Уравновешенный, счастливый своей летней жизнью в этом отношении – в других отношениях Берендя был недоволен собой. Он приучился с своими приятелями пить водку. Он не раз давал себе обещание бросить – и не выдерживал. В сущности, выпивал он рюмку, две, но он был наследственный алкоголик, да и самый процесс питья в обществе опустившихся людей тяготил его.
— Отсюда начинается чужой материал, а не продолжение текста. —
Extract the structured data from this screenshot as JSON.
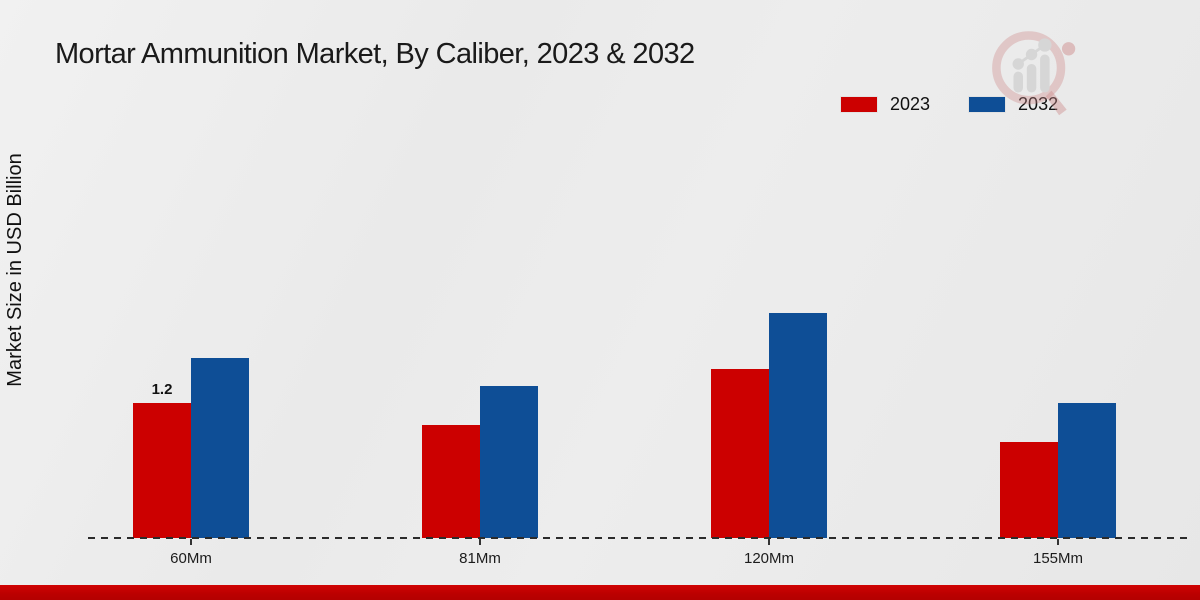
{
  "title": "Mortar Ammunition Market, By Caliber, 2023 & 2032",
  "y_axis_label": "Market Size in USD Billion",
  "legend": [
    {
      "label": "2023",
      "color": "#cc0000"
    },
    {
      "label": "2032",
      "color": "#0e4e96"
    }
  ],
  "watermark_icon": "magnifier-bar-chart-logo",
  "colors": {
    "series_2023": "#cc0000",
    "series_2032": "#0e4e96",
    "bottom_strip": "#bb0000",
    "background": "#eaeaea",
    "axis": "#2b2b2b"
  },
  "chart_data": {
    "type": "bar",
    "title": "Mortar Ammunition Market, By Caliber, 2023 & 2032",
    "xlabel": "",
    "ylabel": "Market Size in USD Billion",
    "categories": [
      "60Mm",
      "81Mm",
      "120Mm",
      "155Mm"
    ],
    "series": [
      {
        "name": "2023",
        "color": "#cc0000",
        "values": [
          1.2,
          1.0,
          1.5,
          0.85
        ]
      },
      {
        "name": "2032",
        "color": "#0e4e96",
        "values": [
          1.6,
          1.35,
          2.0,
          1.2
        ]
      }
    ],
    "ylim": [
      0,
      2.2
    ],
    "grid": false,
    "y_axis_ticks_visible": false,
    "legend_position": "top-right",
    "bar_labels": [
      {
        "series": "2023",
        "category": "60Mm",
        "text": "1.2"
      }
    ]
  }
}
Было еще одно обстоятельство, которое вдруг каким-то темным пятном выросло на лучезарном небосклоне Беренди. Напротив дома Беренди проживала некая молодая девушка по имени Фроська. Фроська служила в богатом мещанском доме в роли исполнительницы всевозможных черных работ. Жирная, грязная, с нечесаной косой и сальным следом от нее на спине всегда грязной кофты, с правильным, но бесцветным лицом Фроська показалась Беренде чудом красоты: в некотором роде бриллиантом в плохой оправе. Его, философа, человека существа, оправа эта не смущала, а, напротив, сильнее тянула. Фроська любила под вечер постоять у забора, грызя семечки. Берендя любил играть под вечер на скрипке у окна, смотрел на Фроську и, наигравшись, отправлялся на бульвар. Проходя, опять он смотрел на Фроську, иногда оглядывался и после этого долго еще самодовольно улыбался, поматывая головой. Однажды он решился сказать ей: «Здравствуйте». В другой раз он спросил ее:

– Вы что ж не гуляете?

И так как Фроська только молча смотрела на него своими ничего не выражавшими глазами, то он так и ушел, не дождавшись ответа.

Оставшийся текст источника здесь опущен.